Sudando por esos ríos
No voy solo. Estoy muy bien acompañado por los jóvenes y asesores de la JEC de Mendoza (durante una semana, hasta que regresen) y por mi compañero Reinaldo, que llega a estas tierras al mismo tiempo que yo procedente de la diócesis de Trujillo. Se trata de pasear, de tomar contacto y conocer de primera mano algunos puestos de misión. Es un aterrizaje realmente abrasador porque estos días el calor es asfixiante.
El fin de semana sustituimos al padre Yvan en los misas de Tamshi. El pueblo es grandazo pero a la iglesia va poca gente, y creo que es lo habitual por estos lugares. A pesar de que nos esforzamos por hacer participar, a la gente le cuesta reaccionar, sonreír. Cuando vamos por la calle notamos eso mismo: la timidez, el carácter más cerrado, menos expresivo. Y nos topamos con la pobreza, las casas de madera, muchas alzadas sobre palos para esquivar la creciente del río, los niños a montones, los escasos servicios. No hay duda de que la población de la selva está más en la periferia de intereses políticos y económicos.
De allí pasamos a Indiana, donde ya estuve el año pasado. El deslizador va que se las pela, y cuando agarra baches en el agua, salta y arranca gritos por ahí; algún gracioso dice que son los rompemuelles del río. Todo me resulta conocido: las calles, los zancudos, el plátano frito del desayuno, el mercado y su alegre desorden, la parsimonia de Paco, las mecedoras… y el espectáculo del Amazonas fluyendo manso pero como agazapado en su hermosura.
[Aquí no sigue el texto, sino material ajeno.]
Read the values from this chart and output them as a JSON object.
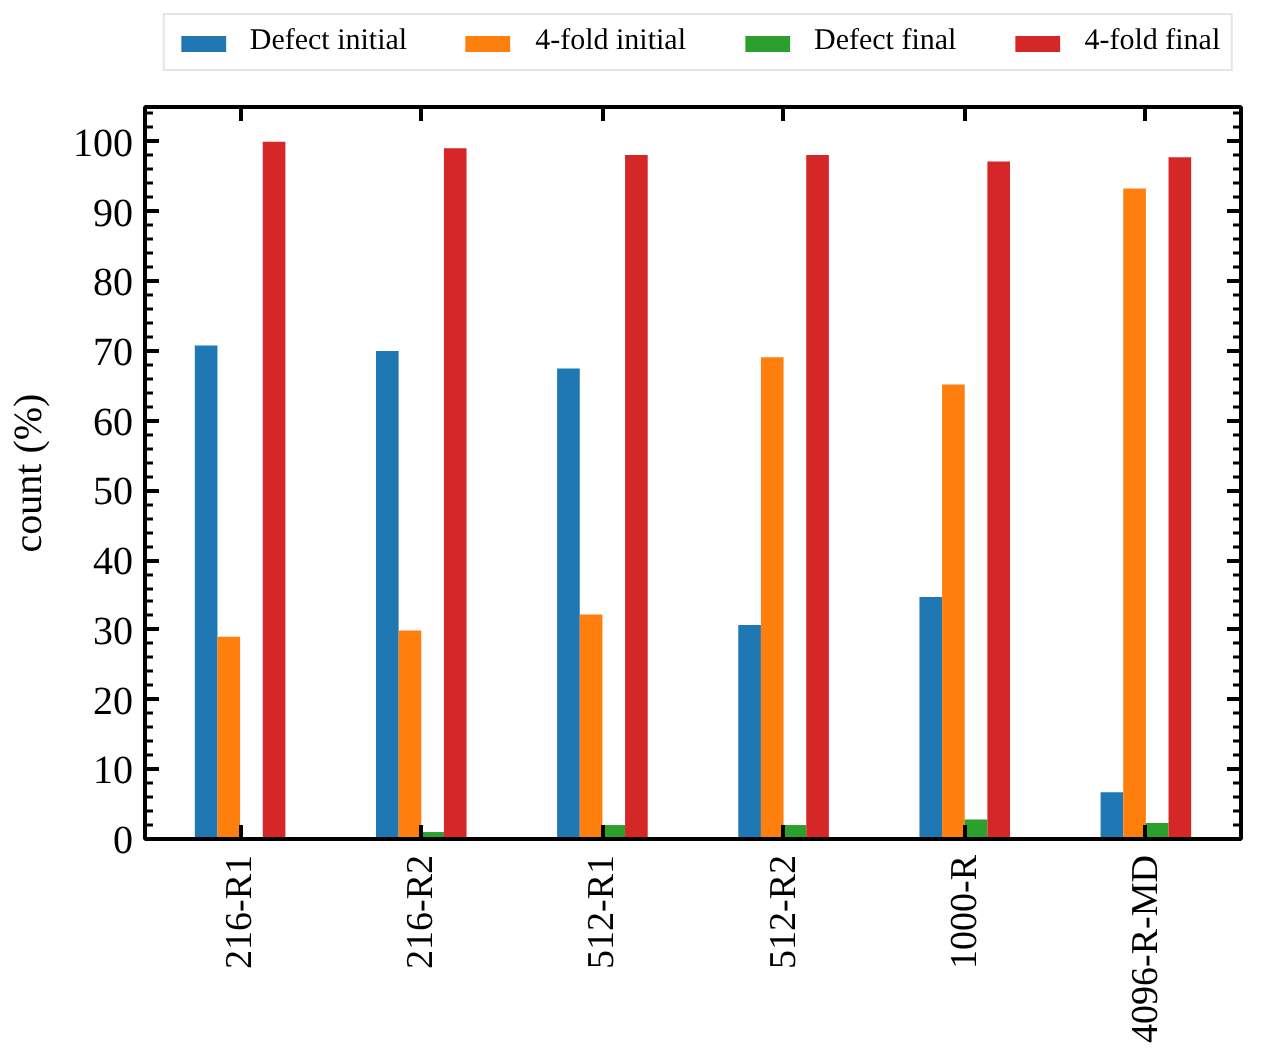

Una belleza que se cuela por la ventana de mi habitación del piso de arriba y que me hace preferirla a pesar de que es un horno.
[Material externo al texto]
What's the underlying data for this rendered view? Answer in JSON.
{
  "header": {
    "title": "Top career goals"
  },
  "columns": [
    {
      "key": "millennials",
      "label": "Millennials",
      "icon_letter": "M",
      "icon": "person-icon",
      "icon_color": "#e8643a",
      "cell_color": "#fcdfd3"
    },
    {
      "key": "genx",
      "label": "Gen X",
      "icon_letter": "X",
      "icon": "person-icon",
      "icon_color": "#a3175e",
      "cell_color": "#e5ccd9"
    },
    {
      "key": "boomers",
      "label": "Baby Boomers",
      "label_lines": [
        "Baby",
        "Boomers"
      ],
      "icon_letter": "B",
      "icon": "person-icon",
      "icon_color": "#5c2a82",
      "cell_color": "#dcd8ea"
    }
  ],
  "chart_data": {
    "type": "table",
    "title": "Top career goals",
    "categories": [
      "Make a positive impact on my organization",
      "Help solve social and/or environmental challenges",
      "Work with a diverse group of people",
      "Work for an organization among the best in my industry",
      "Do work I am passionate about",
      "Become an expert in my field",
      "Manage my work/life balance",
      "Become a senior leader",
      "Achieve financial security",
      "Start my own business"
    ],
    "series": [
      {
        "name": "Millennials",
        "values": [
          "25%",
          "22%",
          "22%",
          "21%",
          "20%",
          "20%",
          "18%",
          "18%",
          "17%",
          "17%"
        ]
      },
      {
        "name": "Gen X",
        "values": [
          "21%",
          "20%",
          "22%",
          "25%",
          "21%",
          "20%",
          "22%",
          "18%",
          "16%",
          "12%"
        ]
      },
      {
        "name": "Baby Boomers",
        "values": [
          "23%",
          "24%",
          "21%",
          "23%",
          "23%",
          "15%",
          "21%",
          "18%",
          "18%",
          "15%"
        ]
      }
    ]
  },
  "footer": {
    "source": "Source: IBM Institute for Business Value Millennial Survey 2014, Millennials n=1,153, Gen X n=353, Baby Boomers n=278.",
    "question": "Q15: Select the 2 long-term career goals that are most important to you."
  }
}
Y es que por momentos el calor me abruma. Más que el calor, el sudor. Me paso el día sudando a chorros, secándome la cara con pañuelos que pronto quedan empapados, y temo incomodar a las personas, y eso me fastidia y creo que me hace sudar más. Tengo que aceptar eso: que hace mucho calor, que voy a sudar, y tratar de adaptarme y llevarlo lo mejor posible. A muchos veo con el mismo problema, siempre con una toallita a cuestas. Es como en Togo: el clima condiciona mucho la vida y moldea la mentalidad de la gente, conforma los relieves de estas culturas.
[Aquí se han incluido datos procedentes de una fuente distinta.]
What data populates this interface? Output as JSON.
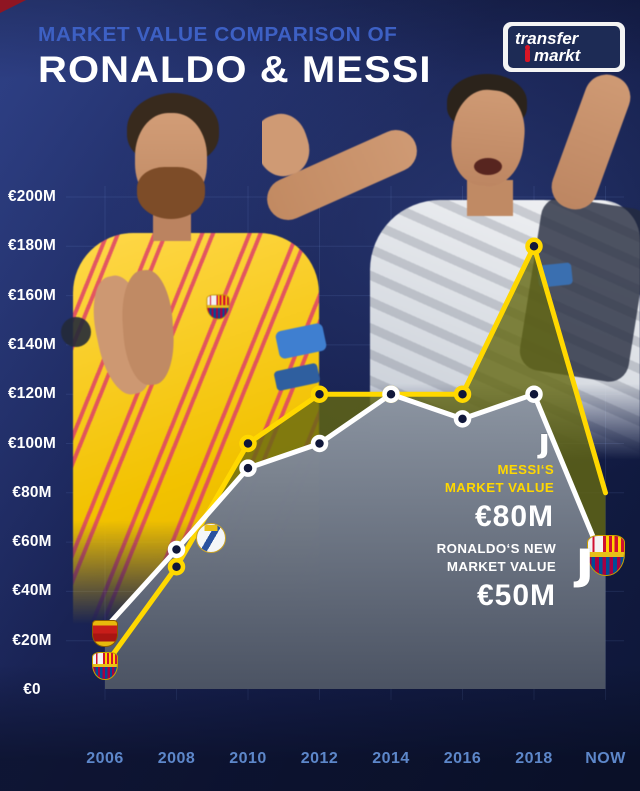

Pero el día que visitamos Orellana es más fresco. Mariana y Darlene nos esperan en el embarcadero (las conocemos del encuentro de la JEC). Nos hacen recorrer el pueblito, pequeño pero coqueto, con un monumento que recuerda que fue acá donde el extremeño Francisco de Orellana, bajando por el Napo, descubrió el Amazonas el 11 de febrero de 1541. Este puesto de misión tiene unas 40 comunidades y hace años que no cuenta con sacerdote estable, igual que Indiana. Mariana es misionera laica y la responsable de todo: la pastoral, las visitas, las celebraciones… En la casa parroquial, viejita y con aspecto de barco de madera, almorzamos arroz con pavo antes de surcar las cuatro horas de regreso a Indiana.
Y ahora es viernes y escribo de nuevo desde Iquitos, en la sede del Vicariato, en mi habitación de misionero que está de paso por la urbe. Me abanico porque el calor no da tregua, y ahorita llamaré a mis muchachos de Mendoza para reunirme con ellos más tarde y despedirme del todo. Ahí sí que me quedaré solito con mi selva. Menos mal que parece que habrá cocos helados con quizá un toque de vodka, porque estaré algunos días en Indiana.